While many countries in SE and South Asia have experienced phenomenal expansion of their manufacturing base during the last fifty years, China is a special case. The successful development in so many industrial sectors has attracted ever more investment and so further accelerated the growth, putting China in the role of "the World's Workshop".

Capable toolshops can certainly be found throughout the developing world, yet they do not enjoy the supporting infrastructure which is to be found in China: namely networks of toolsteel suppliers representing both imported and local mills, the multiple sources of quality mold components, the machine tool industries and a vast plastics molding industry to provide a growing demand.
Another factor contributing to the rapid growth in capacity and sophistication of the Chinese tooling industry is China's burgeoning automotive sector, driven by an increasingly confident and prosperous middle class.

As today's tooling industry in China is still relatively young, one finds a great range in levels of equipment investment, expertise, attention to quality issues and pricing. At the more advanced end of this range, the standard of equipment, management experience and technical expertise qualify the Chinese toolshops as World Class.

Investments in high-speed milling and high precision EDM are but two examples of their determination to be at the "cutting edge" of manufacturing technology, and these also illustrate the availability of financial resources necessary to achieve this goal.

This is the golden age for purchasing from China, because the Chinese currency is grossly undervalued.

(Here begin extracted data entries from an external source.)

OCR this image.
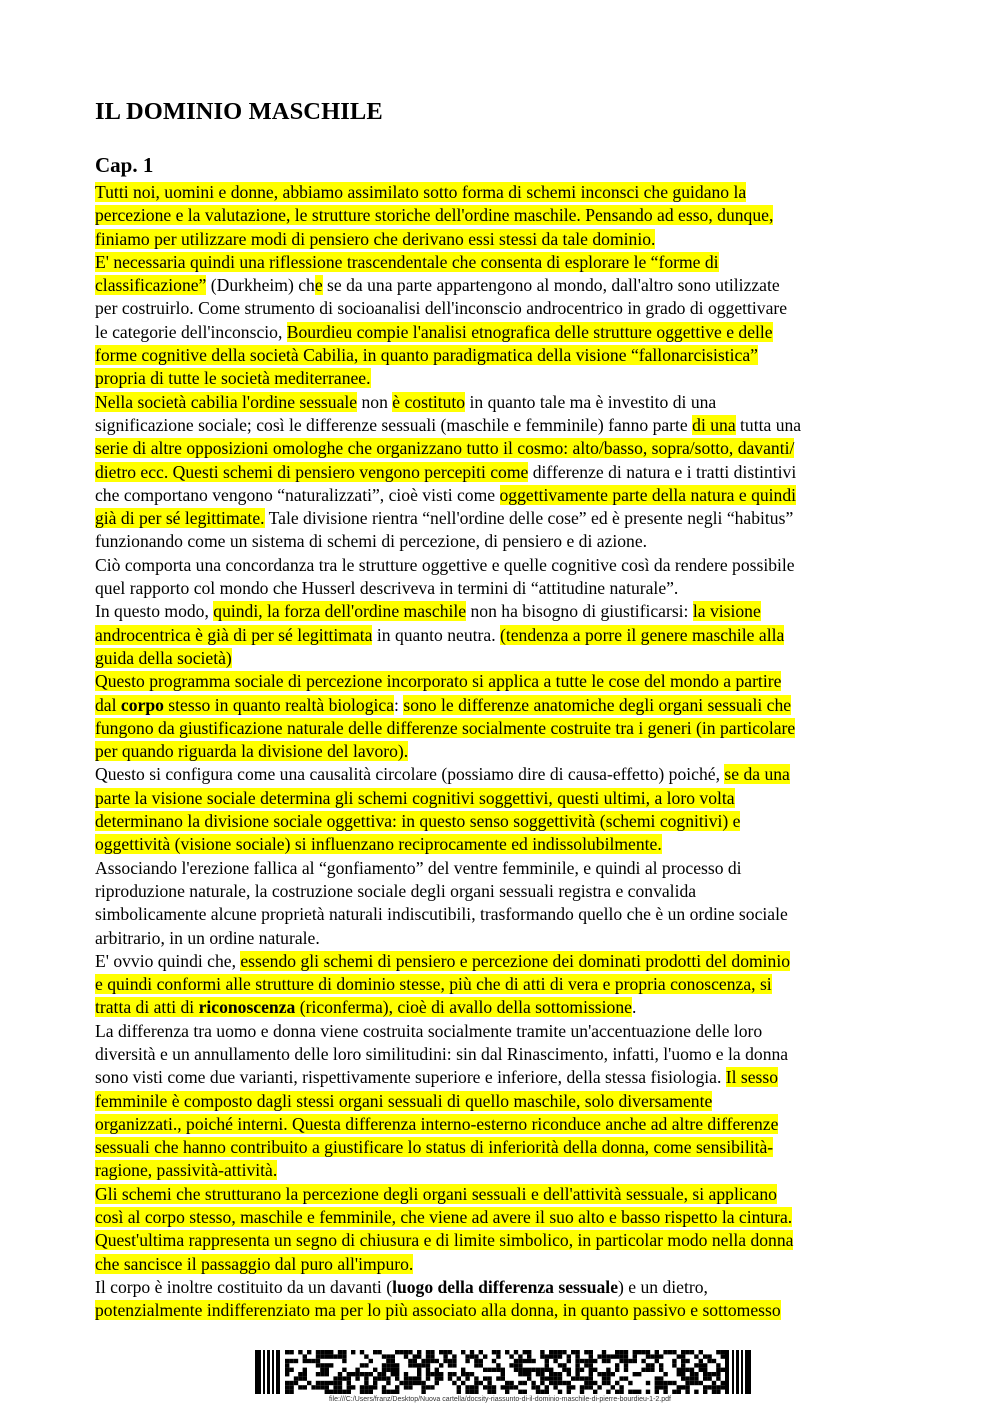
IL DOMINIO MASCHILE
Cap. 1
Tutti noi, uomini e donne, abbiamo assimilato sotto forma di schemi inconsci che guidano la
percezione e la valutazione, le strutture storiche dell'ordine maschile. Pensando ad esso, dunque,
finiamo per utilizzare modi di pensiero che derivano essi stessi da tale dominio.
E' necessaria quindi una riflessione trascendentale che consenta di esplorare le “forme di
classificazione” (Durkheim) che se da una parte appartengono al mondo, dall'altro sono utilizzate
per costruirlo. Come strumento di socioanalisi dell'inconscio androcentrico in grado di oggettivare
le categorie dell'inconscio, Bourdieu compie l'analisi etnografica delle strutture oggettive e delle
forme cognitive della società Cabilia, in quanto paradigmatica della visione “fallonarcisistica”
propria di tutte le società mediterranee.
Nella società cabilia l'ordine sessuale non è costituto in quanto tale ma è investito di una
significazione sociale; così le differenze sessuali (maschile e femminile) fanno parte di una tutta una
serie di altre opposizioni omologhe che organizzano tutto il cosmo: alto/basso, sopra/sotto, davanti/
dietro ecc. Questi schemi di pensiero vengono percepiti come differenze di natura e i tratti distintivi
che comportano vengono “naturalizzati”, cioè visti come oggettivamente parte della natura e quindi
già di per sé legittimate. Tale divisione rientra “nell'ordine delle cose” ed è presente negli “habitus”
funzionando come un sistema di schemi di percezione, di pensiero e di azione.
Ciò comporta una concordanza tra le strutture oggettive e quelle cognitive così da rendere possibile
quel rapporto col mondo che Husserl descriveva in termini di “attitudine naturale”.
In questo modo, quindi, la forza dell'ordine maschile non ha bisogno di giustificarsi: la visione
androcentrica è già di per sé legittimata in quanto neutra. (tendenza a porre il genere maschile alla
guida della società)
Questo programma sociale di percezione incorporato si applica a tutte le cose del mondo a partire
dal corpo stesso in quanto realtà biologica: sono le differenze anatomiche degli organi sessuali che
fungono da giustificazione naturale delle differenze socialmente costruite tra i generi (in particolare
per quando riguarda la divisione del lavoro).
Questo si configura come una causalità circolare (possiamo dire di causa-effetto) poiché, se da una
parte la visione sociale determina gli schemi cognitivi soggettivi, questi ultimi, a loro volta
determinano la divisione sociale oggettiva: in questo senso soggettività (schemi cognitivi) e
oggettività (visione sociale) si influenzano reciprocamente ed indissolubilmente.
Associando l'erezione fallica al “gonfiamento” del ventre femminile, e quindi al processo di
riproduzione naturale, la costruzione sociale degli organi sessuali registra e convalida
simbolicamente alcune proprietà naturali indiscutibili, trasformando quello che è un ordine sociale
arbitrario, in un ordine naturale.
E' ovvio quindi che, essendo gli schemi di pensiero e percezione dei dominati prodotti del dominio
e quindi conformi alle strutture di dominio stesse, più che di atti di vera e propria conoscenza, si
tratta di atti di riconoscenza (riconferma), cioè di avallo della sottomissione.
La differenza tra uomo e donna viene costruita socialmente tramite un'accentuazione delle loro
diversità e un annullamento delle loro similitudini: sin dal Rinascimento, infatti, l'uomo e la donna
sono visti come due varianti, rispettivamente superiore e inferiore, della stessa fisiologia. Il sesso
femminile è composto dagli stessi organi sessuali di quello maschile, solo diversamente
organizzati., poiché interni. Questa differenza interno-esterno riconduce anche ad altre differenze
sessuali che hanno contribuito a giustificare lo status di inferiorità della donna, come sensibilità-
ragione, passività-attività.
Gli schemi che strutturano la percezione degli organi sessuali e dell'attività sessuale, si applicano
così al corpo stesso, maschile e femminile, che viene ad avere il suo alto e basso rispetto la cintura.
Quest'ultima rappresenta un segno di chiusura e di limite simbolico, in particolar modo nella donna
che sancisce il passaggio dal puro all'impuro.
Il corpo è inoltre costituito da un davanti (luogo della differenza sessuale) e un dietro,
potenzialmente indifferenziato ma per lo più associato alla donna, in quanto passivo e sottomesso
file:///C:/Users/franz/Desktop/Nuova cartella/docsity-riassunto-di-il-dominio-maschile-di-pierre-bourdieu-1-2.pdf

According to the official exchange rate, 1 Yuan is equivalent to $0.16, but if you go where the Chinese shop, you find that 1 Yuan has the purchasing power of $0.50 to $1.00, depending on the product or service.

Weighing the pros and cons of switching tool sourcing from local US suppliers to off-shore, China offers one clear and powerful advantage: lower cost.  The actual cost savings varies depending on the mold characteristics.  For cases where we have been able to get reliable estimates of what the mold would have cost had the US customer ordered from his usual local toolshop, the mold buyer's saving due to purchasing a Chinese mold via AQA-Tooling usually falls in the 40% to 45% range. And this includes all importing and shipping costs.

When first considering going off-shore for a custom tool, the buyer will be pleasantly surprised to learn of numerous new component suppliers offering excellent quality and at far better value than the familiar sources he had been using previously. So while much of the savings comes from lower direct labor cost and lower labor cost contribution to the indirect burden, cost savings also result from better value of many purchased components and supplies.